The Librarian Who Hated to Type Catalog Cards
In 1981, personal computers had been invented, but in public libraries, they were nowhere to be seen.
Then Jean Armour Polly stepped in.
As a librarian in the upstate New York village of Liverpool, she was frustrated with the way most libraries operated. “They were so slow to take risks!” she says.
Polly has told the news media on many occasions, “The enemy is complacency.” Polly was anything but complacent. The first class she had taken, back in 1974 in Syracuse University’s graduate Library School, was on ‘how to type a catalogue card, how many spaces to leave between items.’ “It was so boring!” she says. So, she signed up for some free, noncredit computing classes that were being offered in the Engineering Center.
“I learned BASIC and FORTRAN,” she says, “and other things that I knew were somehow going to be important for me, because I didn’t want to be stuck typing those damn cards!”
A year later, master’s degree in hand, Polly began working as a librarian in Liverpool. At conferences, she quickly saw that access to information via computers would be the wave of the future. When she learned that students, even grade-school kids, were getting Apple computers, she persuaded Liverpool Public to buy an Apple II Plus for public use.
It didn’t take long before people started coming in to play games like Oregon Trail or use the spreadsheet Visi-calc on the new device, as well as to use it as a word processor. The public was more amenable to technology than even Polly anticipated. Six months later, Liverpool Public needed a second computer – and a printer.

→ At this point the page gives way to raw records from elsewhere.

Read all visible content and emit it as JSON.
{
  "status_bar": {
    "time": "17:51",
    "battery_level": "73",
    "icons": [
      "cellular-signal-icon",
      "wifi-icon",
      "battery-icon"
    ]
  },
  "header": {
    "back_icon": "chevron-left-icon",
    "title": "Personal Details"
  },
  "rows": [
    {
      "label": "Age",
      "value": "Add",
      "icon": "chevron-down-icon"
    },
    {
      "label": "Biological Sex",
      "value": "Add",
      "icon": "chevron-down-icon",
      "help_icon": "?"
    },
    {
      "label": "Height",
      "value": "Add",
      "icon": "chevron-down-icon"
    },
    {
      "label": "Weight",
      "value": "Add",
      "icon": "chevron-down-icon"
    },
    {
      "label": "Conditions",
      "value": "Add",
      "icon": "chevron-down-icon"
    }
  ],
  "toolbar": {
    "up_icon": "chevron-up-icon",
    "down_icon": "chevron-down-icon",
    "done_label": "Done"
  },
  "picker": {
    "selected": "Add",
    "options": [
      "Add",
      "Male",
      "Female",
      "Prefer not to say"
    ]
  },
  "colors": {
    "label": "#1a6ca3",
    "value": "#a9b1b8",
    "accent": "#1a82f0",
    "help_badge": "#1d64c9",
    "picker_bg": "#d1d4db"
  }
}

Then, in 1983, Polly launched a public electronic bulletin-board system (BBS) at the library, operating off a single, 1,200-baud modem. Now people could, from their home, use their own modem to call the library’s computer and log in to see what topics were available to talk about.
“Because we were librarians, we set up the topics according to the numbering of the Dewey Decimal System,” Polly laughs now. “But it was very innovative at the time. There was really no mainstream Internet yet, but our library had become like a baby AOL. We had only one phone line, so we turned that line over to the BBS each evening when we left. We called it ‘the night shift.’”
The night shift was very popular. By the following year, the library’s BBS was serving an amazing 1,000 callers per month from the regional area. (Liverpool’s population at the time was less than 2,000). “I answered a lot of reference questions online, and recommended books for people; it may have been the first online reference service anywhere,” Polly says.
Eventually, the BBS was supplanted by commercial sources of connection that Polly admits were a bit “spiffier” – such as AOL – but her love of technology was only growing. She began writing a monthly technology column for “Library Journal,” a canonical source of library-related information that libraries everywhere subscribed to. She started getting invitations to speak at various states’ library conferences and to give demonstrations of what computers could do. Her relatable style and enthusiasm must have worked, because librarians finally started getting excited.
“The idea that people could chat – for free – with folks on the other side of the world,” she recalls, “was pretty magical, back in the 1980s.”
Still, when the Internet began taking off in the early 1990s, many librarians were slow to embrace it. Some, who had enjoyed being the gatekeepers of all knowledge, were opposed to letting everyone now have access to unvetted information. Others told Polly they didn’t even know what the Internet was. Her standard reply was, “Look, if you never had a radio, you wouldn’t know what that was, either. You need to have a computer and an onramp and know how to drive onto it, that’s all.” And Polly was adamant that librarians should get involved so that they could help develop Internet policy as well as applications.
Polly’s short, clear, guide, “Surfing the Internet,” appeared in the popular library publication from H. W. Wilson Library Bulletin in June of 1992. Polly released it for free online later that year, and it tremendously boosted the growth of Internet access at libraries and led to her receiving queries from countries around the world. She was suddenly a sought-after speaker at library conferences, spending so many hours on planes, Polly says, that “I actually knew the flight crews by name. My office was in the air!”
That fall, she left Liverpool Public to join the nonprofit New York State Education and Research Network (NYSERNet), the New York State division of the National Science Foundation Network (NSFNet). With NYSERNet, she helped provide Internet access to universities, colleges, and research institutions, and new user communities at libraries, schools and Indian Nations. She also spurred national news media to give positive coverage to this emerging phenomenon, the Internet.
“I felt like I could do more as an Internet evangelist there, than in the library,” she says. “You always want a job with more bandwidth!”
Now retired, Jean Polly is grateful both that card-catalogue typing is no longer a requirement in library schools, and that Internet access is universally considered a core service of public libraries. Both of these improvements are due in part to the energy, persistence and talent of this 2019 Internet Hall of Fame inductee.